Minneapolis-based Lizzo has been busy since releasing “Lizzobangers” in 2013. She worked on the Prince side project PlectrumElectrum, opened for indie royalty Sleater-Kinney on their reunion tour, and somehow found time to regroup with Lazerbeak and record her sophomore album at the studio run by Justin Vernon of Bon Iver fame. Like her debut, “BGSW” has its share of banging beats and fierce raps, but Lizzo has smoothed her sound out and leaned hard on her R&B roots.
It’s a cliche that female rappers need to not only rap well but sing well and look good doing it, and Lizzo is three for three. She starts off proving that she has the necessary microphone skills on “Ain’t I,” which manages to be banging, full of attitude, and socially conscious:
“What was Russia without the czars?
What was Henry Ford without the cars?
My grandparents worked at Ford factory
So Henry is nothing without my family tree
And his slave-owning family needed Black blood still
So I think we need a spot up on Henry’s will
That would never be the case, in case you ain’t keeping up
I’m dishing out cases of that heavy bass
And them bassheads straight from the oppressor’s loins
Are giving us our “Free us!” in hella coin”
She takes a break midway through the song to sing, which remains a theme throughout the rest of the album. “BGSW” is much more focused on Lizzo’s voice than her debut was. She spends much of the album proving she can sing as well as she can rap, whether it is singing hooks or doing straight R&B tracks. Even more impressive, she’s using her voice to sing about loving yourself, being comfortable in your body, and having pride and self-respect.
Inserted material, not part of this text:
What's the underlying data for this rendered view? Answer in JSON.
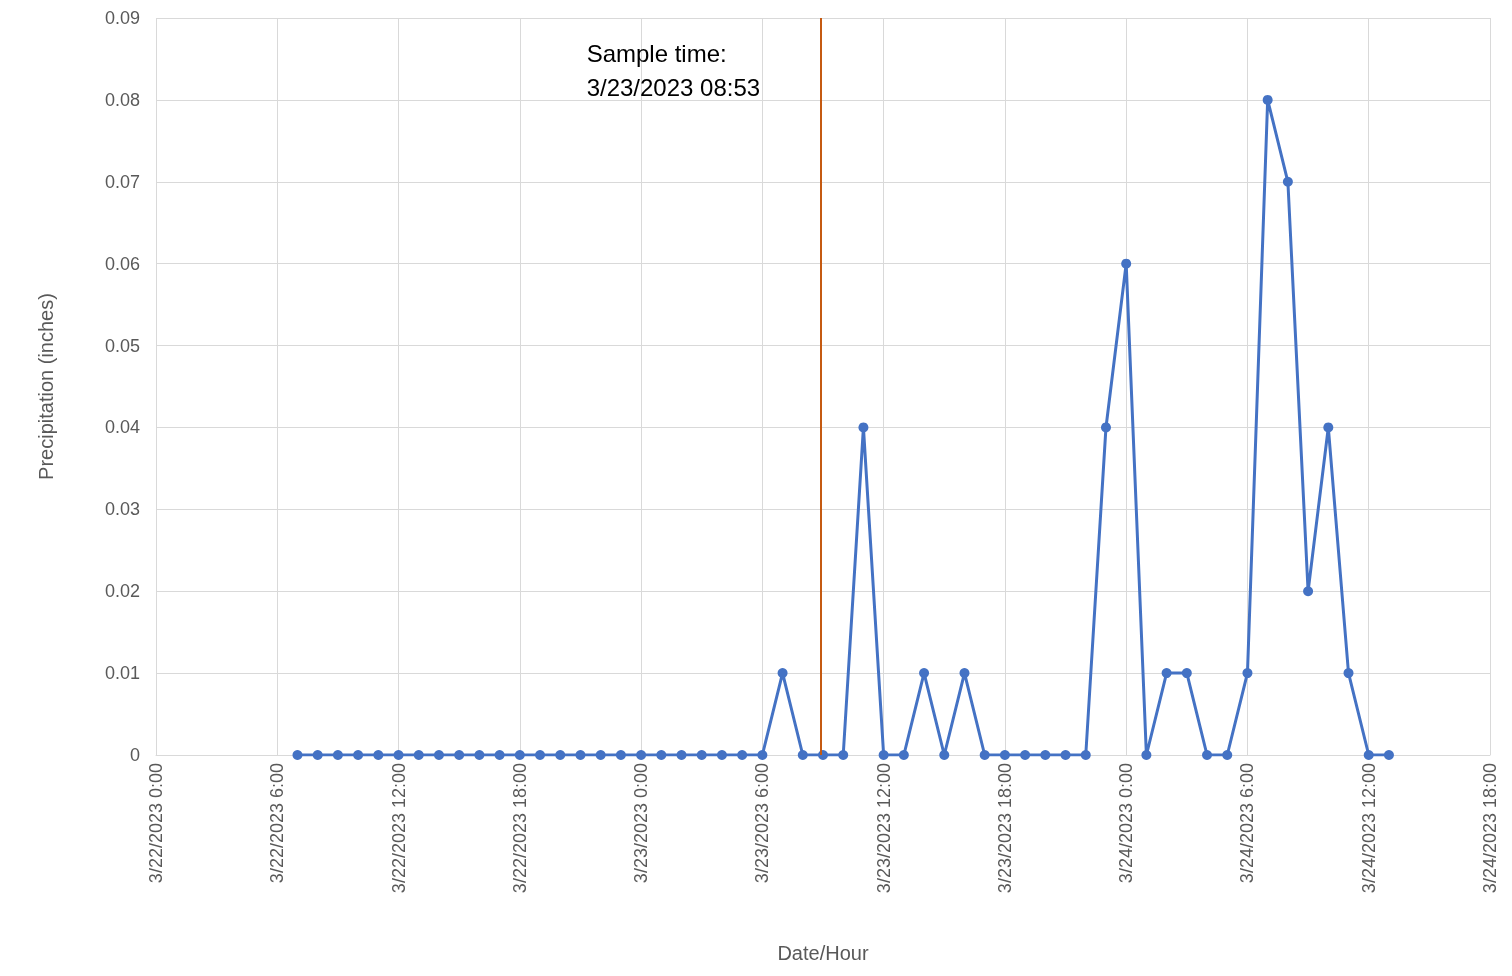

She challenges the tendency towards crass sexuality and objectification in pop culture on “Humanize,” singing, “I try to see love through human eyes/Humanize me baby.” “My Skin” is about accepting your body and your identity. “En Love” is a love song to herself.
That may sound egotistical and self-absorbed, but Lizzo never feels like a narcissist. Instead, she comes off as a woman who doesn’t fit beauty and body norms who wants other people like her to feel good about themselves. The oversexed fat girl is a tired cliche in comedy, and it is refreshing to see Lizzo express her sexuality without the joke ever being on her. If anything, it is on the legion of men eager for some of their action; there’s a running joke about guys furiously masturbating because she won’t have sex with them.
The downtempo songs don’t kill the vibe of the album. Instead, they add complexity to it and offer some breathing room from the relentless onslaught of the uptempo tracks. Hearing Lizzo sing about losing her father on a song like “1Deep” only makes the more celebratory tracks that much better. You know that she’s been through some shit and is making a conscious choice to approach life with positivity.
Balancing rapping and R&B is tricky enough. Balancing making club bangers with a message about self-love and fighting back against institutionalized racism is really hard to get right, but Lizzo pulls it off. She gets pegged as “alternative hip-hop, but I couldn’t help but think of Missy Elliott when listening to “BGSW.” Maybe it’s Lizzo’s futuristic beats, the way she mixes fierce rapping chops effortlessly with smooth R&B, and maybe it is her super-confident, DGAF attitude. She sells her message with having mad skills and swagger to spare. In a way, it’s the same story for all successful women: you just have to be five times as good as the men around you.